New aspects of the mechanism of action of omega-3 fatty acids in atherothrombotic cardiovascular disease
Clinical and basic research shows that eicosapentaenoic acid (EPA) plays a beneficial role as a supplement to statin treatment to slow down the development and progression of atherosclerotic disease.
Omega-3 fatty acids, such as EPA and docosahexaenoic acid (DHA), have different effects on cell membrane structure, lipid dynamics and oxidative stress in the lipid membrane. A comparison of pharmacological treatments such as niacin, which reduces triglyceride (TG) levels, with the omega-3 fatty acid, EPA, shows that the latter reduces levels of inflammatory markers, cholesterol crystal formation, endothelial dysfunction and oxidative modification of ApoB lipoproteins, as well as increasing HDL functionality.
Consumption of marine-origin long-chain omega-3 polyunsaturated fatty acids significantly reduces TG levels and the risk of cardiovascular morbidity and mortality. Published data on the efficacy of omega-3 fatty acids in atherosclerotic cardiovascular disease vary, as low doses of omega-3 fatty acids containing EPA and DHA (1 g/day) have not been shown to have any cardiovascular benefit.

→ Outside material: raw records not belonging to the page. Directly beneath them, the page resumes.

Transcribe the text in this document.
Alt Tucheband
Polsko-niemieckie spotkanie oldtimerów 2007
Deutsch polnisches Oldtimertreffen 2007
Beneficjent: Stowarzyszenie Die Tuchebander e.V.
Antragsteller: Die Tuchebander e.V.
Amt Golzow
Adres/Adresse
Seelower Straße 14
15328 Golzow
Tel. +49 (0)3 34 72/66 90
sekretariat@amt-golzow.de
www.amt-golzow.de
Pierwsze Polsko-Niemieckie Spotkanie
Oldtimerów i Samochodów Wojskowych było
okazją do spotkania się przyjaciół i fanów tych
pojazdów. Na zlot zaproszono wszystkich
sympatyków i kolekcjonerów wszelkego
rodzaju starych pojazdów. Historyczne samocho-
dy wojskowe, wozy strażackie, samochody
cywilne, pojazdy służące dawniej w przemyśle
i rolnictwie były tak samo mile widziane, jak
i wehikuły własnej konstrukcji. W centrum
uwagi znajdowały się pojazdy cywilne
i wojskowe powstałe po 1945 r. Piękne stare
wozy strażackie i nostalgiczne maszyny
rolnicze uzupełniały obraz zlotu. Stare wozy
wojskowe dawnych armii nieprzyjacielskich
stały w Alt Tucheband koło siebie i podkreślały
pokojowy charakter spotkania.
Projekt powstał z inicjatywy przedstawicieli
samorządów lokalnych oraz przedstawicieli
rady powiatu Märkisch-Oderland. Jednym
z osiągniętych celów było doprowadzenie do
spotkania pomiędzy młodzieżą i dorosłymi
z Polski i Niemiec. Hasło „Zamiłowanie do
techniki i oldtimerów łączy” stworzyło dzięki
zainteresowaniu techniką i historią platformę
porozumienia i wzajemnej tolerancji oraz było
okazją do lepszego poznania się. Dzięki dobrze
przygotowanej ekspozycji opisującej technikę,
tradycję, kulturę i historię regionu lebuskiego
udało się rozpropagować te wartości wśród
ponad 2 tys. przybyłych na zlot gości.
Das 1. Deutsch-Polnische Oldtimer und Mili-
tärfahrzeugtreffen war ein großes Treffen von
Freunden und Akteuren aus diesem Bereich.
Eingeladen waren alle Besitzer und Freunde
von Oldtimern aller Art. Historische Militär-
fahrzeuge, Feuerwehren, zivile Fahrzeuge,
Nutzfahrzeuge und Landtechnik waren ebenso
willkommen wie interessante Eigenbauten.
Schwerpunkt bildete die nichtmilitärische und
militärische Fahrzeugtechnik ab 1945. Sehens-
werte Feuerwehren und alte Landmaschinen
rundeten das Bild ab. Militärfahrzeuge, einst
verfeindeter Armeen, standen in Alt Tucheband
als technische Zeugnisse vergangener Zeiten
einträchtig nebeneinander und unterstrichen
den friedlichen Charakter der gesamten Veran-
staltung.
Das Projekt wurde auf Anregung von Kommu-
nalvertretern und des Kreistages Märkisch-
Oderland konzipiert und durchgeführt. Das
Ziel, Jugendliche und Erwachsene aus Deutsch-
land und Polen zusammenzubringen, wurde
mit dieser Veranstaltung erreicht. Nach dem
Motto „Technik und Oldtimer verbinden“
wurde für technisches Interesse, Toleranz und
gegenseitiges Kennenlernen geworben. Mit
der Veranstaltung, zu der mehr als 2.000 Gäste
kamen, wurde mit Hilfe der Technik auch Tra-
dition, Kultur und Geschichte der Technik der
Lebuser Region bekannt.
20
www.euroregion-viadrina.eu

In the lipid intervention trial carried out in Japan (JELIS), a dose of purified EPA (1.8 g/day) combined with statins was effective in reducing the risk of coronary events in hypercholesterolemic patients, compared to patients treated with statins alone. Furthermore, regression of the coronary atheroma plaque was observed by integrated backscatter intravascular ultrasound in patients treated with statins in combination with EPA (1.8 g/day and pitavastatin).
The REDUCE-IT trial was a double-blind, randomised placebo-controlled trial designed to study the effects of icosapent ethyl, a highly purified EPA ethyl ester, in reducing cardiovascular events. The main objective of the study was to determine whether treatment with EPA reduces ischaemic events in patients treated with statins, with high baseline fasting levels of TG and a high risk of clinical cardiovascular events. The results showed that in patients with high TG levels, despite the use of statins, the risk of ischaemic events, including cardiovascular death, was significantly lower among those receiving 2 g of icosapent ethyl twice daily compared to those receiving placebo.
Another double-blind, randomised, placebo-controlled trial, STRENGTH (trial to assess statin residual risk reduction with Epanova in high cardiovascular risk) is currently underway and in which high-risk patients with high TG levels are treated with 4 g/day of EPA and DHA-free fatty acids. The results are to be published in 2020.
In the near future, current clinical trials will provide additional information on the role of omega-3 fatty acids in reducing residual cardiovascular risk and the progress of coronary atherosclerosis in subjects with well controlled LDL-C but high levels of TG.